ARM Cortex-A32 CPU uses

Today, ARM has announced its latest Cortex processor, the Cortex-A32, offering wearable and rich embedded processor manufacturers a new upgrade path over the older Cortex-A5 and A7 CPU cores. The Cortex-A32 is ARM’s smallest and lowest power ARMv8-A processor. You would normally associate ARMv8 with 64-bit computing, but unlike the company’s other ARMv8-A designs the A32 is 32-bit only. That is why ARM prefers to talk about AArch32 and AArch64, but more about that in a moment.

Unlike ARM’s Cortex-R8 announcement last week, the Cortex-A32 is designed for Rich OS and high performance situations, where ultra-high energy efficiency is a requirement. This is unlikely to power your next smartphone, but it has been specifically designed with wearable and internet-of-things (IoT) devices in mind.

Cortex-A32 quad-core
Looking a little closer at the chip, it is based on a very similar design to the Cortex-A35, but it isn’t just a cut down version. The Cortex-A32 can be scaled up to quad-core implementations while still drawing less than 75mW when clocked at 1GHz. Alternatively, the design can draw less than 4mW in a single core configuration clocked at just 100MHz, all while fitting in an area smaller than 0.25 mm2. Hardware vendors can also configure cache sizes, with L1 configurable from 8KB to 32KB and L2 reaching up to 1MB in size.

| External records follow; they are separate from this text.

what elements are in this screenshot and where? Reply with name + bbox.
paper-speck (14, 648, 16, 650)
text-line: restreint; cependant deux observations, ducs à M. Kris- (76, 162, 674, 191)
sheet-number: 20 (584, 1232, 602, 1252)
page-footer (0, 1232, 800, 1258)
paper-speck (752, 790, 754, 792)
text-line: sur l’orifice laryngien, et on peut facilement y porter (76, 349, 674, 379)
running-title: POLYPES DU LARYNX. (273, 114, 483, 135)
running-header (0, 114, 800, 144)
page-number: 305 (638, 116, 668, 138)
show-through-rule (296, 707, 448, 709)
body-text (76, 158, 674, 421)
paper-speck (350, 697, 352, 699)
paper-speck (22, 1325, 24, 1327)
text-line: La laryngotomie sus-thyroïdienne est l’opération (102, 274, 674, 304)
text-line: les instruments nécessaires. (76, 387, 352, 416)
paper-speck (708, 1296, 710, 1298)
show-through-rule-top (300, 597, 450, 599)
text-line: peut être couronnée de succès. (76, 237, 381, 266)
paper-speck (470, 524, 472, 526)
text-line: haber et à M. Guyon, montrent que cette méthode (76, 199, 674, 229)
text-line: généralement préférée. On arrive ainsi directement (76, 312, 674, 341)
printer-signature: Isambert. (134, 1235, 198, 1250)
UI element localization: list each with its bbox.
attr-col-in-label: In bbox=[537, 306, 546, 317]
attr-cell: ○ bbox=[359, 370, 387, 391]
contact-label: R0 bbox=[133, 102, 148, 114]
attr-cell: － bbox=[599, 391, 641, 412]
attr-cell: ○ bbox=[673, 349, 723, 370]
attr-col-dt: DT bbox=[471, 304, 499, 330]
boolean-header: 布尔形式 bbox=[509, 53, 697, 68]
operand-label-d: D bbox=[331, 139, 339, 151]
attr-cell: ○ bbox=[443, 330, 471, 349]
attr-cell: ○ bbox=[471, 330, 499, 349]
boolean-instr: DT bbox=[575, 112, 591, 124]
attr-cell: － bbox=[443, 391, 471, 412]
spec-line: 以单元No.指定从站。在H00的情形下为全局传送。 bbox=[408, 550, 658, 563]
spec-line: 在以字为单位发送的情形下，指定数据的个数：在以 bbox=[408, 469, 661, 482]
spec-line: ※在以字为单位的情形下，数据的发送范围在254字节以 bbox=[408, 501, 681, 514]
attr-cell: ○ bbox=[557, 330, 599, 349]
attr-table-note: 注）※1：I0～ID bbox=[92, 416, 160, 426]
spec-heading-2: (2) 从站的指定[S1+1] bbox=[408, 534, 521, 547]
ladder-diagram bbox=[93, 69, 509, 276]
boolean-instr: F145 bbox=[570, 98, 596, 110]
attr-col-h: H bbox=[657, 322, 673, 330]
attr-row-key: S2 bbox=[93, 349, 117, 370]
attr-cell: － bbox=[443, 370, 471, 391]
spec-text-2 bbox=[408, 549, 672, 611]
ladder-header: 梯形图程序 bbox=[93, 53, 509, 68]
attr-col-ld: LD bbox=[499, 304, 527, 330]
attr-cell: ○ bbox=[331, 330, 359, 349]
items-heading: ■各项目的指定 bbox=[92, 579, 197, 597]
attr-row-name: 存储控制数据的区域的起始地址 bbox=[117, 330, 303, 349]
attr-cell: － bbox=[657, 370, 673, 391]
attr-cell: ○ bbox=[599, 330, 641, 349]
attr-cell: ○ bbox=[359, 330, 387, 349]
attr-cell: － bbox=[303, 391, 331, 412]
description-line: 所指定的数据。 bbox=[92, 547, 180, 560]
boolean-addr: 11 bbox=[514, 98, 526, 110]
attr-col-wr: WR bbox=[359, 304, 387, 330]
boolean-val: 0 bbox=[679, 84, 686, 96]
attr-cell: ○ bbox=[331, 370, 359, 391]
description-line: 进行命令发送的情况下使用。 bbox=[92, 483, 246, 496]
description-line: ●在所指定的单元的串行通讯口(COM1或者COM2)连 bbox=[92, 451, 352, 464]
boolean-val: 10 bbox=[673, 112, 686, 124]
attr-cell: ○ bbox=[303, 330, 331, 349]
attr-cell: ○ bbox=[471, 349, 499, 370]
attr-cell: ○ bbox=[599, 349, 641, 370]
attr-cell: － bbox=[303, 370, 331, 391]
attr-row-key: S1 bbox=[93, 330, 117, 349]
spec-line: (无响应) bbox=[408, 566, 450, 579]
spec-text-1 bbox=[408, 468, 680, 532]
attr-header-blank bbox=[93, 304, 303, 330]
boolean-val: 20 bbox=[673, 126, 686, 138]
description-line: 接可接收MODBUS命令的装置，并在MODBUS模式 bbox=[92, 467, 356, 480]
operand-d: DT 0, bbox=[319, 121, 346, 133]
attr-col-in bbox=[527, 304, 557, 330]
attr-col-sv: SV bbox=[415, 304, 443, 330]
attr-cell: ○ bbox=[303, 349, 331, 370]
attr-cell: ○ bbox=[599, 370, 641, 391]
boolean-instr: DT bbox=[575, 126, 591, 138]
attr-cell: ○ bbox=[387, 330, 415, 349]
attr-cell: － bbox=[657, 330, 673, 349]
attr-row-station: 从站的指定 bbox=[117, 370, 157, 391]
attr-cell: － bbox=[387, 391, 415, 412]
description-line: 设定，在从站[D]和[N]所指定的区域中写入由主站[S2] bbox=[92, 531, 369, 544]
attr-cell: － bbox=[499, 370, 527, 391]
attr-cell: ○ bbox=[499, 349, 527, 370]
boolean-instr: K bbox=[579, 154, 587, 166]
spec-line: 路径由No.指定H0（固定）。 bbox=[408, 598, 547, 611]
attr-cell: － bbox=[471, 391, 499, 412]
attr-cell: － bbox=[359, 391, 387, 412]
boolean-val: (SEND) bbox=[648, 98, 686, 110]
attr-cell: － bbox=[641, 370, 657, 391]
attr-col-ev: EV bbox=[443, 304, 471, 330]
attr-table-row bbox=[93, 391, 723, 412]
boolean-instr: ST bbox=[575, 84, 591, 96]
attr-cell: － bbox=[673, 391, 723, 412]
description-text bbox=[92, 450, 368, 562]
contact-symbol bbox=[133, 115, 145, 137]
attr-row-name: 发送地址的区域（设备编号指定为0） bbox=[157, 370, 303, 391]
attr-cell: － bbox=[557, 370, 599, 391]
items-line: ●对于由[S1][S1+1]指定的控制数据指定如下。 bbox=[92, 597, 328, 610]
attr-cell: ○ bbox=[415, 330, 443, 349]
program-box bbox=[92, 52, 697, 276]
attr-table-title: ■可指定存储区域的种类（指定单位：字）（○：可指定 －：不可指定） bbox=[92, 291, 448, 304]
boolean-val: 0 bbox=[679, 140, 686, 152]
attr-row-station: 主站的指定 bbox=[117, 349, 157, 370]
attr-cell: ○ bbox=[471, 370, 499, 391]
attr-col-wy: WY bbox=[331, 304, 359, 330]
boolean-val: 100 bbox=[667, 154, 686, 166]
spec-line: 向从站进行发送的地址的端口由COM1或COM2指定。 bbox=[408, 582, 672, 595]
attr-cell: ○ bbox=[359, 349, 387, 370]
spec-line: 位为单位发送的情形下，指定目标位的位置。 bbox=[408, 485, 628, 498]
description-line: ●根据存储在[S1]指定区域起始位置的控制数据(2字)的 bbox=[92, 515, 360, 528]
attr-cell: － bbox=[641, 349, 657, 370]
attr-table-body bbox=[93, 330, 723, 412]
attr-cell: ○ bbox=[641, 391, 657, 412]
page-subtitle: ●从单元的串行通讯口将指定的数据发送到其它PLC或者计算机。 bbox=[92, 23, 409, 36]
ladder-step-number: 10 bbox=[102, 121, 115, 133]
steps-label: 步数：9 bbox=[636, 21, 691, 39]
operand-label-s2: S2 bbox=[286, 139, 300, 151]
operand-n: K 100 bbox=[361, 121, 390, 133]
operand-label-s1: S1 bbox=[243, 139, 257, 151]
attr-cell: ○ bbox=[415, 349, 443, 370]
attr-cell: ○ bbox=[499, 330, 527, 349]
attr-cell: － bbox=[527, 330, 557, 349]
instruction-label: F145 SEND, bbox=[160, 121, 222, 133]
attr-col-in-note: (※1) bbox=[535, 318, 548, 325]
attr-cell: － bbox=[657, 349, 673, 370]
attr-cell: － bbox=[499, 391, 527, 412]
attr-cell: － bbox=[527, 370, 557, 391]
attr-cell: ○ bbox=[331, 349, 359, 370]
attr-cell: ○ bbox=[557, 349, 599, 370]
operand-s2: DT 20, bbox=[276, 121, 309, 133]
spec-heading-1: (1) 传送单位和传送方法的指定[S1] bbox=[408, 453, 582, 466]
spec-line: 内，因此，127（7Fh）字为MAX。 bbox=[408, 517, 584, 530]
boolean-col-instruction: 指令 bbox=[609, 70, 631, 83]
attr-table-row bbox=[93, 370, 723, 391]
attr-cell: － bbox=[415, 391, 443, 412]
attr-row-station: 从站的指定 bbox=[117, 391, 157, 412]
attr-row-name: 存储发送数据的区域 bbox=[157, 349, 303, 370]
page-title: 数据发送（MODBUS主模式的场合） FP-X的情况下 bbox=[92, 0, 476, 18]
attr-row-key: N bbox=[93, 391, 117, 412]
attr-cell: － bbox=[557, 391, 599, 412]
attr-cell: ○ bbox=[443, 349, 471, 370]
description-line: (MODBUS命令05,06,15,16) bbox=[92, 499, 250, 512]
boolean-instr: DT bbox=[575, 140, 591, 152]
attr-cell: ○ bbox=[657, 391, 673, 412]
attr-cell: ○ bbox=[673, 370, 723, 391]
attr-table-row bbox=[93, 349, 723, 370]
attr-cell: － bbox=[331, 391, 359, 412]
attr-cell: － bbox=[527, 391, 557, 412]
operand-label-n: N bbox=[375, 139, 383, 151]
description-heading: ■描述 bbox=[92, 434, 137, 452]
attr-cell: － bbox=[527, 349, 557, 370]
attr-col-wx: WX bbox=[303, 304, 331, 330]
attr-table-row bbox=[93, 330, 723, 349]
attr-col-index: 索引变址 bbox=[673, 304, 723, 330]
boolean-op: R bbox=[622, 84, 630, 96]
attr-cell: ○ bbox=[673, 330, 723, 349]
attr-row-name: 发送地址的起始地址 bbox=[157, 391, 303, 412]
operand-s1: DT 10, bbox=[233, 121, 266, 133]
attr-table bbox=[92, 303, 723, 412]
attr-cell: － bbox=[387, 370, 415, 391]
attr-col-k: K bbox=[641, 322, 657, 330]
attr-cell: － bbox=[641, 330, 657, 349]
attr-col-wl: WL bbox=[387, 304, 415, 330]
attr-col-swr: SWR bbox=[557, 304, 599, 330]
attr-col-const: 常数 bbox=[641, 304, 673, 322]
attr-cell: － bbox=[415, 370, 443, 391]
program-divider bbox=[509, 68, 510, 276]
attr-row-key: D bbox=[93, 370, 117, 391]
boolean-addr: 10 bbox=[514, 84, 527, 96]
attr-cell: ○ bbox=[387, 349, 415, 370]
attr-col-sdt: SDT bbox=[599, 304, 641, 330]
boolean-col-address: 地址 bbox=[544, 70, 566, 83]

ARM boasts 25 percent greater energy efficiency than the Cortex-A7, allowing for more performance and lower power consumption than before. In streaming and crypto scenarios, ARM touts major performance improvements for the Cortex-A32 over the older A5 and A7, suggesting that it can reach roughly the same performance as the A35 while being 10 percent more energy efficient.

Now for the part about 32-bit. Although we have already seen some wearables make the move into the 64-bit era, ARM expects that the vast majority of embedded devices while remain on 32-bit for the foreseeable future. So, ARM is essentially offering developers an optimized chip that features the level of performance and energy efficiency that they need, without the specifications that would be left redundant.

Cortex-A32 performance

This is quite a smart move for another reason too. Not only is AArch32 backwards compatible with ARMv7-A, but there are also more than 100 additional 32-bit instructions included with ARMv8-A as well. These include additional floating-point instructions for MaxNum and float to int conversions among others, advanced SIMD improvements, instruction level support for Cryptography, and load acquire/store release. In other words, certain programming instances can be made more efficient and perhaps even run faster than on the older ARMv7-A processors, even though they are both 32-bit.

The 32-bit nature of the CPU core does have some drawbacks though. It obviously can’t make use of the improved 64-bit instructions in ARMv8 or larger registers, and isn’t compatible for use in a big.LITTLE multi-core arrangement, but these are outside of the target use cases for the core anyway.

For developers, they can quickly get starting using the same development tools as before for ARMv8 AArch32, complete with NEON and Crypto instructions. All of the development tools are already in place, so we’ll just be waiting on the silicon.